Thankfully for the Georgetown community, crimes against persons aren’t a huge issue, and I’m very thankful for that. Property crime, as I’m quickly learning, is a concern. … There are a couple priorities for us. One is to reduce theft. That’s a major focal point of the coming semester and the coming year.

Now, there’s also another priority for us; it’s keeping students safe, and it’s maintaining order. Trust me, as a police officer, we don’t get a whole lot of joy out of telling students they can’t do something, that they have to stop having a party and things of that nature, because it’s instantly confrontational. Nobody likes confrontation. Not the police officer, not the person being told what they have to do — but we have a responsibility.

If people who are drinking are under the age of 21, we have an obligation to stop that activity. It’s not pleasant, but it’s something that we have to do. People who are under 21 that are intoxicated … are vulnerable. They’re vulnerable to different types of crime. … They’re vulnerable to being assaulted; they’re vulnerable to citizen robbery; they’re vulnerable to having to be taken … to the hospital. So those are all concerns for us.

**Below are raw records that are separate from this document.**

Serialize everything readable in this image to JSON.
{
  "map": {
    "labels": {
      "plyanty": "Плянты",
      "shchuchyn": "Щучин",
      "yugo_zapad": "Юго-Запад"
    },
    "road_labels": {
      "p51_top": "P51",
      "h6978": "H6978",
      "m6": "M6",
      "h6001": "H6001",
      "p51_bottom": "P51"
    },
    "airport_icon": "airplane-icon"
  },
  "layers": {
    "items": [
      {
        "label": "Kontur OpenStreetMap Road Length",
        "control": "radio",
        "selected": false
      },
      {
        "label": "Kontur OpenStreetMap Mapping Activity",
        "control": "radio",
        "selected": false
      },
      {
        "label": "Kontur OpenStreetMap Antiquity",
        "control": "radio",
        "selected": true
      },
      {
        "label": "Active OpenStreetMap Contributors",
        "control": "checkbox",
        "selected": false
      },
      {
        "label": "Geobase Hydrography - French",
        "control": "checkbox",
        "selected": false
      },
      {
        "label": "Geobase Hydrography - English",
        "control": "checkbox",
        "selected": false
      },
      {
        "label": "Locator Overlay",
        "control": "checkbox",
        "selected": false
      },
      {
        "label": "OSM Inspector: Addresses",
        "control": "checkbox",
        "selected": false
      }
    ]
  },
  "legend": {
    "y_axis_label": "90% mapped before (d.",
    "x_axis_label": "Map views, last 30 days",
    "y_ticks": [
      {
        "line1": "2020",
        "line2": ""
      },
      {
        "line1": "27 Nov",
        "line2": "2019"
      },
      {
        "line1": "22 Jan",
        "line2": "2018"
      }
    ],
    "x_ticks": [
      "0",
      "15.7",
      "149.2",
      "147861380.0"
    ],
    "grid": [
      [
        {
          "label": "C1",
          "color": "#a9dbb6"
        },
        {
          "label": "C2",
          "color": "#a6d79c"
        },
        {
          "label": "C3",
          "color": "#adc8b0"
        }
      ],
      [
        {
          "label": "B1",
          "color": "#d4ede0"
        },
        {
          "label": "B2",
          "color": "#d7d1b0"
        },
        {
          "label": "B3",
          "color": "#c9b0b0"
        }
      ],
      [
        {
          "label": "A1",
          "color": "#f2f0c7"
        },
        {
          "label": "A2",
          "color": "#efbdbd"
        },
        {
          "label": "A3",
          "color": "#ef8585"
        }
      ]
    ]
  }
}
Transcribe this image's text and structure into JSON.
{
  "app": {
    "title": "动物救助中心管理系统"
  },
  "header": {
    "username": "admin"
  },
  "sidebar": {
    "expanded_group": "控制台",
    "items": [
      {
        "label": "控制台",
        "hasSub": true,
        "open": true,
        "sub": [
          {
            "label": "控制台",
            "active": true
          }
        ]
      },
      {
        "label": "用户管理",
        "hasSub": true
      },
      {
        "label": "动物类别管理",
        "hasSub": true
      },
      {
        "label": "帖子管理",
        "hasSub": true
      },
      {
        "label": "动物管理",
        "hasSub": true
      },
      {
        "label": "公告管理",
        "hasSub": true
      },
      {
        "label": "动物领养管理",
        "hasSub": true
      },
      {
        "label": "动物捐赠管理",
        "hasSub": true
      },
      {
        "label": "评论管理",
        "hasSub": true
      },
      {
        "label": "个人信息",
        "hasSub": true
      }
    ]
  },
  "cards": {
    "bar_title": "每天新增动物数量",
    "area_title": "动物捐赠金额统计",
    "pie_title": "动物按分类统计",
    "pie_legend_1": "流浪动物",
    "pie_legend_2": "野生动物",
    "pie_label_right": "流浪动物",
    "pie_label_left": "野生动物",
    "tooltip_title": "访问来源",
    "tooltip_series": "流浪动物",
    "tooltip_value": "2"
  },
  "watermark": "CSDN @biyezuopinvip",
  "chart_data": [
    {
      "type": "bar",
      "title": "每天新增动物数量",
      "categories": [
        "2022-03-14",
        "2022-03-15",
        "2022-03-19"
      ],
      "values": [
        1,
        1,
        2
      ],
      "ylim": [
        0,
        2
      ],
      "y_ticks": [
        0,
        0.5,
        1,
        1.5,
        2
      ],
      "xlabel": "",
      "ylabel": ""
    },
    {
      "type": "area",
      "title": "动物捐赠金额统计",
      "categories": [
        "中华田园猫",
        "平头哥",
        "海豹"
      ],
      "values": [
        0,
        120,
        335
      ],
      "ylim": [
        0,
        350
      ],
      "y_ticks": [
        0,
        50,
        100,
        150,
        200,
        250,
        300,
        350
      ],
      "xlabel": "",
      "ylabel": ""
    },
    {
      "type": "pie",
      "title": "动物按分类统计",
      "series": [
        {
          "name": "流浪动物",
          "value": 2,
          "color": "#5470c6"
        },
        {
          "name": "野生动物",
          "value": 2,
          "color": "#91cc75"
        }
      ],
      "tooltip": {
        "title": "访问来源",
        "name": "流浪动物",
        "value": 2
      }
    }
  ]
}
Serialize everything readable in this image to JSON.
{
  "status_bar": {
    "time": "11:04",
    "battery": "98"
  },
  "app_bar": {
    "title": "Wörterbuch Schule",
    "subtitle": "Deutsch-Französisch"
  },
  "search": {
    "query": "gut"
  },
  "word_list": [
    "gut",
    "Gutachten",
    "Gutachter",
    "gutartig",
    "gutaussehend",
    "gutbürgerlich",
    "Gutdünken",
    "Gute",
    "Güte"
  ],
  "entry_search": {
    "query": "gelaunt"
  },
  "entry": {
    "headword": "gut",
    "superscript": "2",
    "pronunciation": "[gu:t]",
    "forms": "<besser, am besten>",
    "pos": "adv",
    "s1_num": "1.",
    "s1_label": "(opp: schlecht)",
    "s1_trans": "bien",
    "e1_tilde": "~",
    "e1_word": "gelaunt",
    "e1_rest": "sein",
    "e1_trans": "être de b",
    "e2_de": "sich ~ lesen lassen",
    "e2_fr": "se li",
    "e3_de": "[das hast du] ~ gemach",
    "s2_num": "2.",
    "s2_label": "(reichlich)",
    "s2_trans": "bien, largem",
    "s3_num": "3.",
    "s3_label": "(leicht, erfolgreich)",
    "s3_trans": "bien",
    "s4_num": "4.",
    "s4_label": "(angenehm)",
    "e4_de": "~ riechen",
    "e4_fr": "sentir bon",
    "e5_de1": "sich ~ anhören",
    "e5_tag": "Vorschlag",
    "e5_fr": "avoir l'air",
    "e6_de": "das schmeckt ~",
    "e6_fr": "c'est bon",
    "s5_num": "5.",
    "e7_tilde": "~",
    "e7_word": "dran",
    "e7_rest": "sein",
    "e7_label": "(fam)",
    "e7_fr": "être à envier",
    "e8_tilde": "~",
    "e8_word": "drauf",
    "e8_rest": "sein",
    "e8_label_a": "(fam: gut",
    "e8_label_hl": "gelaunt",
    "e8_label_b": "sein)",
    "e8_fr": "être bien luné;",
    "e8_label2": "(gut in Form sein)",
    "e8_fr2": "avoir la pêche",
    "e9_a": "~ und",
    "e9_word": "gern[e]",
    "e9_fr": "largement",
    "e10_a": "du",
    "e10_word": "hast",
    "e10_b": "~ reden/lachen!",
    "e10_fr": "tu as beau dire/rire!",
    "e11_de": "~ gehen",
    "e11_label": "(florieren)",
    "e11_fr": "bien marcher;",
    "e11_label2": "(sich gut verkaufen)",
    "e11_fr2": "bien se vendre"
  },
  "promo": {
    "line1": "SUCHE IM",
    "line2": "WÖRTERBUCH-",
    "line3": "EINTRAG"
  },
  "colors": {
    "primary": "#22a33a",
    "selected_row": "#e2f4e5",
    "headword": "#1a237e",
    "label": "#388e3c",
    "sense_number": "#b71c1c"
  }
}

Unfortunately for the students, when an officer breaks up their party, their reaction is that “the cops are just here to break up my party,” but they don’t see the whole other picture of what they do on campus. Protecting VIPs, controlling the campus, doing plainclothes assignments looking for people ripping off laptops, staking out bikes. They don’t see the whole picture of what public safety does. They see a very small microcosm of that. Maybe part of my job … is to let the university community know we’re doing so many things within public safety. Hopefully through this education process, they’ll have some small appreciation that these officers aren’t just there to break up their parties and make their lives miserable.”